Anyway, this feels related to the fact that we can’t develop good models for human interactions, either descriptive or prescriptive. When I try to do virtue ethics, I find that all my virtues turn to swiss cheese after a day’s worth of exception handling. When I try to take actions based on first principles of game theory I end up feeling like a maladjusted sociopath. When I try to incorporate the good parts of economic/evopsych cynicism into my view of human affairs, I end up with more questions than answers.

…the question does sometimes haunt me, as to whether in the alternative Everett branches of Earth, we could identify a distinct cluster of “successful” Earths, and we’re not in it.


This Failing Earth, Eliezer Yudkowsky

 

Does anyone else wonder similar things about the EA/rationality scene? If we could scan across Tegmark III, would we see large clusters of nearby Earths that have rationality & EA communities that embarrass us and lay bare our own low standards?

I wonder if this post would have gotten a better reception if the stooge had been a Scientologist or a conspiracy theorist or something, instead of just a hapless normie.

I assume that the whole flat earth thing will lose its contrarian luster and fall out of style in the next few years. But suppose that's wrong. How soon until there are significant numbers of flat-earther kids enrolling in kindergarten? Will they be like existing fringe religious minorities? Will they mostly be homeschooled? My real best guess is that flat-earthers don't have kids so this won't happen.

Some smart, scrupulous, rational news junkie should write a periodical report on the state of anti-epistemology. I sort of worry that memeplexes, including anti-epistemic ones, have tipping points whereat they become popular (or dominant) very suddenly. 

I followed a link to an article about how Facebook was used to facilitate a genocide in Myanmar. I got a few paragraphs into it and then thought, "Wait, the New York Times is telling me a scandalous but murky story about Big Tech and world events...and I’m just condensing that as 'known facts of public record.' Isn’t this Gell-Mann amnesia?"

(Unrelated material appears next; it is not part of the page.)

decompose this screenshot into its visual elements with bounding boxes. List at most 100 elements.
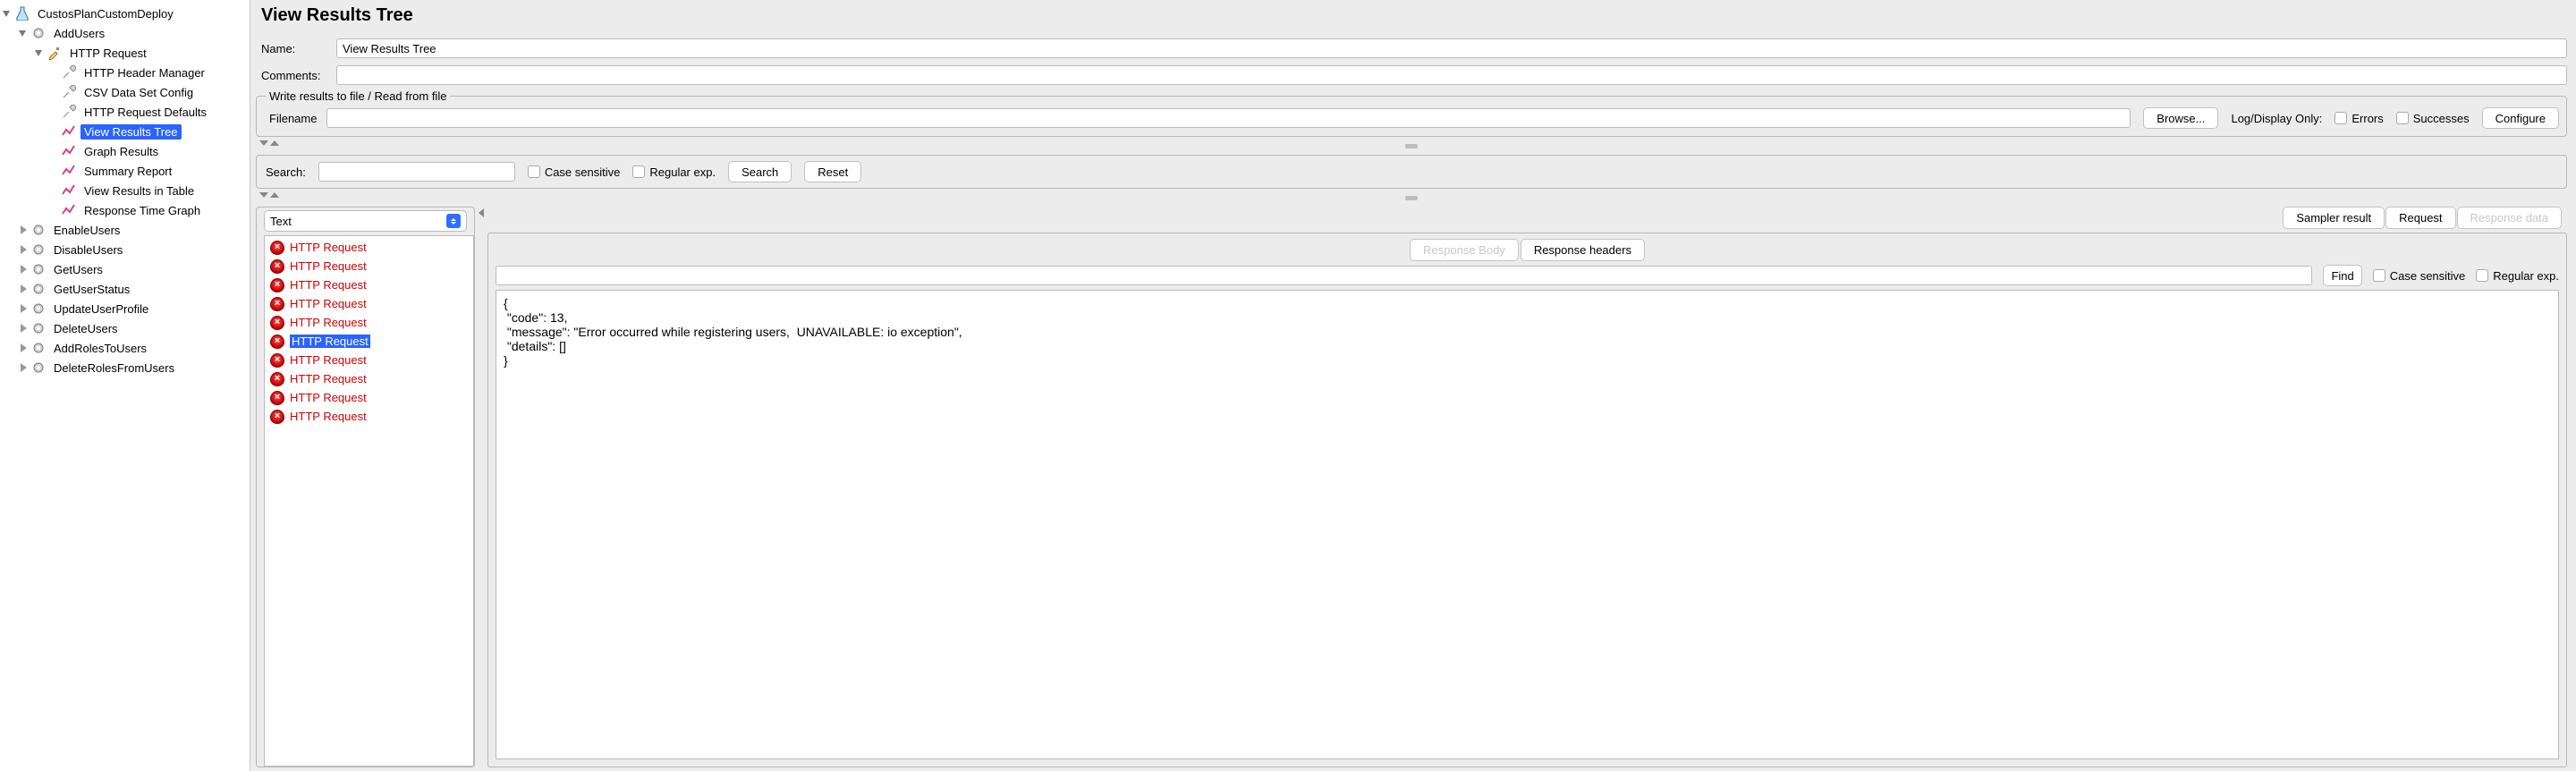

So then I felt myself searching for reasons why the NYT could be trusted more about this kind of thing, but found it difficult to come up with a single specific reason that I actually believed. So then I supposed that it was worth reading anyway, since the basic facts were important, and I wasn’t at that much risk from whatever biased framing the NYT might take. But I realized that I didn't really believe that either--I imagined the future in which I turn out to have been utterly misled by the article, and that hypothetical future felt entirely plausible.

So I didn’t read it.

It was an effortful and unrewarding decision, but I endorse it, and I’m hopeful that it will be easier next time. For news stories of this sort, I expect to fall short of my own epistemic standards unless I check 3 or 4 diverse sources. But I didn’t want to do an hour of responsible research, I wanted to spend a leisurely 10 minutes on a single, highly consumable, authoritatively-voiced article and then enjoy the feeling of being informed.